Ey Tacikistan'ın yöneticileri!
İslam ile savaşan bu politikalarınızın sizi nereye götürdüğünü, bir
dakika olsun, hiç düşündünüz mü? Bunların arkasındaki maksatları
zihninizde tarttınız mı? Amerika ve Rusya ile temsil edilen
lanetlenmiş Şeytan'ın ellerinde bir araç olarak kullanıldığınızı
anlayamıyor musunuz ki kâfirler milyonlarca Müslüman’ı sizin
ellerinizle sömürmektedir? Kıyamet Günü'nde bu amellerinize cevap
veremeyeceğinizi nasıl düşünmüyorsunuz? Yoksa -efendileriniz gibi-
siz de o Güne inanmıyor musunuz? Şüphesiz imtihan günü çok yakındır
ve Ahiretin cezalandırması çok can yakıcıdır.
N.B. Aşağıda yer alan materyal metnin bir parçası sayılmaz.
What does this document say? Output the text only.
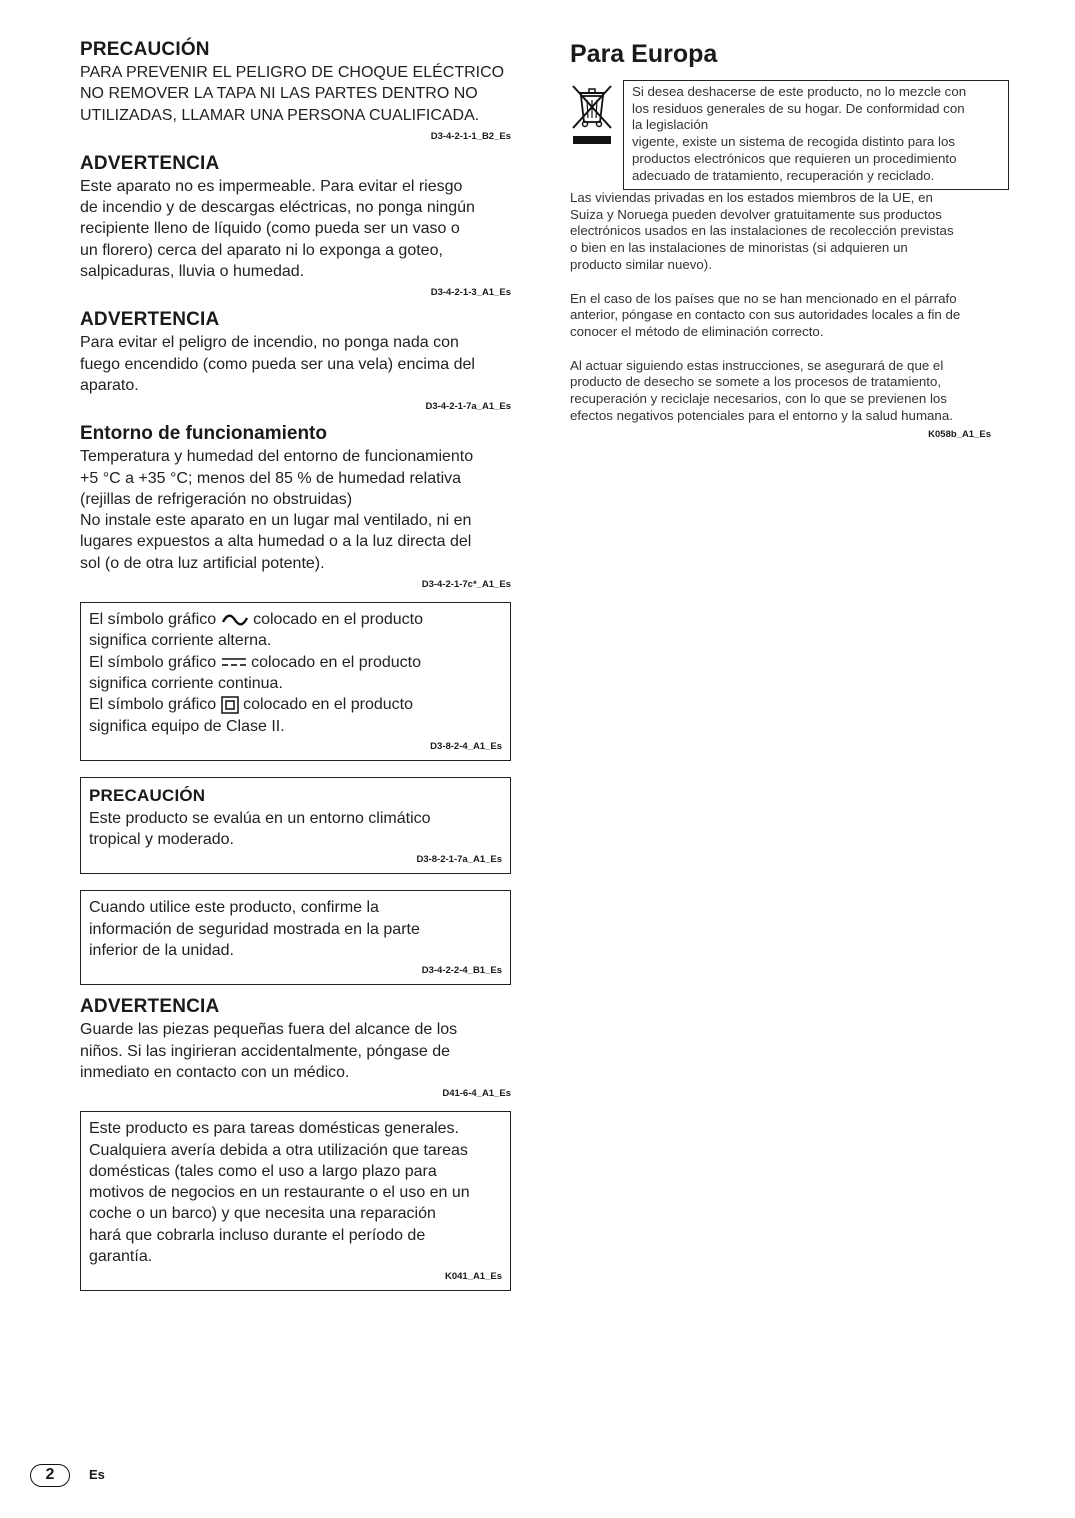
PRECAUCIÓN

PARA PREVENIR EL PELIGRO DE CHOQUE ELÉCTRICO

NO REMOVER LA TAPA NI LAS PARTES DENTRO NO

UTILIZADAS, LLAMAR UNA PERSONA CUALIFICADA.

D3-4-2-1-1_B2_Es

ADVERTENCIA

Este aparato no es impermeable. Para evitar el riesgo

de incendio y de descargas eléctricas, no ponga ningún

recipiente lleno de líquido (como pueda ser un vaso o

un florero) cerca del aparato ni lo exponga a goteo,

salpicaduras, lluvia o humedad.

D3-4-2-1-3_A1_Es

ADVERTENCIA

Para evitar el peligro de incendio, no ponga nada con

fuego encendido (como pueda ser una vela) encima del

aparato.

D3-4-2-1-7a_A1_Es

Entorno de funcionamiento

Temperatura y humedad del entorno de funcionamiento

+5 °C a +35 °C; menos del 85 % de humedad relativa

(rejillas de refrigeración no obstruidas)

No instale este aparato en un lugar mal ventilado, ni en

lugares expuestos a alta humedad o a la luz directa del

sol (o de otra luz artificial potente).

D3-4-2-1-7c*_A1_Es

El símbolo gráfico colocado en el producto

significa corriente alterna.

El símbolo gráfico colocado en el producto

significa corriente continua.

El símbolo gráfico colocado en el producto

significa equipo de Clase II.

D3-8-2-4_A1_Es

PRECAUCIÓN

Este producto se evalúa en un entorno climático

tropical y moderado.

D3-8-2-1-7a_A1_Es

Cuando utilice este producto, confirme la

información de seguridad mostrada en la parte

inferior de la unidad.

D3-4-2-2-4_B1_Es

ADVERTENCIA

Guarde las piezas pequeñas fuera del alcance de los

niños. Si las ingirieran accidentalmente, póngase de

inmediato en contacto con un médico.

D41-6-4_A1_Es

Este producto es para tareas domésticas generales.

Cualquiera avería debida a otra utilización que tareas

domésticas (tales como el uso a largo plazo para

motivos de negocios en un restaurante o el uso en un

coche o un barco) y que necesita una reparación

hará que cobrarla incluso durante el período de

garantía.

K041_A1_Es

Para Europa

Si desea deshacerse de este producto, no lo mezcle con

los residuos generales de su hogar. De conformidad con

la legislación

vigente, existe un sistema de recogida distinto para los

productos electrónicos que requieren un procedimiento

adecuado de tratamiento, recuperación y reciclado.

Las viviendas privadas en los estados miembros de la UE, en
Suiza y Noruega pueden devolver gratuitamente sus productos
electrónicos usados en las instalaciones de recolección previstas
o bien en las instalaciones de minoristas (si adquieren un
producto similar nuevo).
En el caso de los países que no se han mencionado en el párrafo
anterior, póngase en contacto con sus autoridades locales a fin de
conocer el método de eliminación correcto.
Al actuar siguiendo estas instrucciones, se asegurará de que el
producto de desecho se somete a los procesos de tratamiento,
recuperación y reciclaje necesarios, con lo que se previenen los
efectos negativos potenciales para el entorno y la salud humana.

K058b_A1_Es

2	Es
Allah [Subhanehu ve
Te’alâ] bizleri şöyle uyarmaktadır:
(Allah) dedi ki: Kim inkâr ederse onu azıcık faydalandırır, sonra
onu cehennem azabına sürüklerim. Ne kötü varılacak yerdir orası!
[Bakara 126]
Ey Tacikistan Müslümanları!
İşte vahim vakıamızın gerçeği budur! Her akıl sahibi için, bu vahim
durumu düzeltmenin ve kendimizi kâfirin zorbalık ve zulümlerinden
olduğu kadar onların ajanlarının eziyetlerinden de kurtaracak olan
tek yolun Hilafet'i yeniden kurmak olduğunu anlamanın zamanı
gelmiştir. Zira imansızların despotluklarını ve baskılarını
kaldırabilecek olan yalnızca Halifedir. Rasulullah [SallAllahu
‘Aleyhi ve Sellem] şöyle buyurdu:
İmam (Halife) bir kalkandır. Onun arkasında savaşılır ve O'nunla
korunulur. [Ahmed b. Hanbel]
Bu nedenle tüm Müslümanların bütün hastalıklarının tek şifası olan
ve yegâne sahih hayat nizamı olan Allah'ın Şeri'atının tatbik
edilmesi için çalışan ve bu davete katılmanızı sağlayan Hizb-ut
Tahrir'e dahil olmaya koşun! Nitekim Allah'ın Şeri'atının
tatbiki ancak İslam Devleti -Raşidî Hilafet Devleti-
tarafından mümkün olabilir ve sadece bu devlet Müslümanları
izzetlerine ve ihtişamlarına kavuşturabilir. Haydi bu İslam
Davetçilerine katılalım ve Allah'ın Davasına yardım edelim! Çünkü
Allah [Subhanehu ve Te’alâ] bize şunu vaad etti:
Ey İman Edenler! Eğer siz Allah’a (O’nun Dinine) yardım ederseniz (nusret
verirseniz), Allah da size yardım eder (nusret verir) ve
ayaklarınızı (Dini üzere) sabit kılar. [Muhammed 7]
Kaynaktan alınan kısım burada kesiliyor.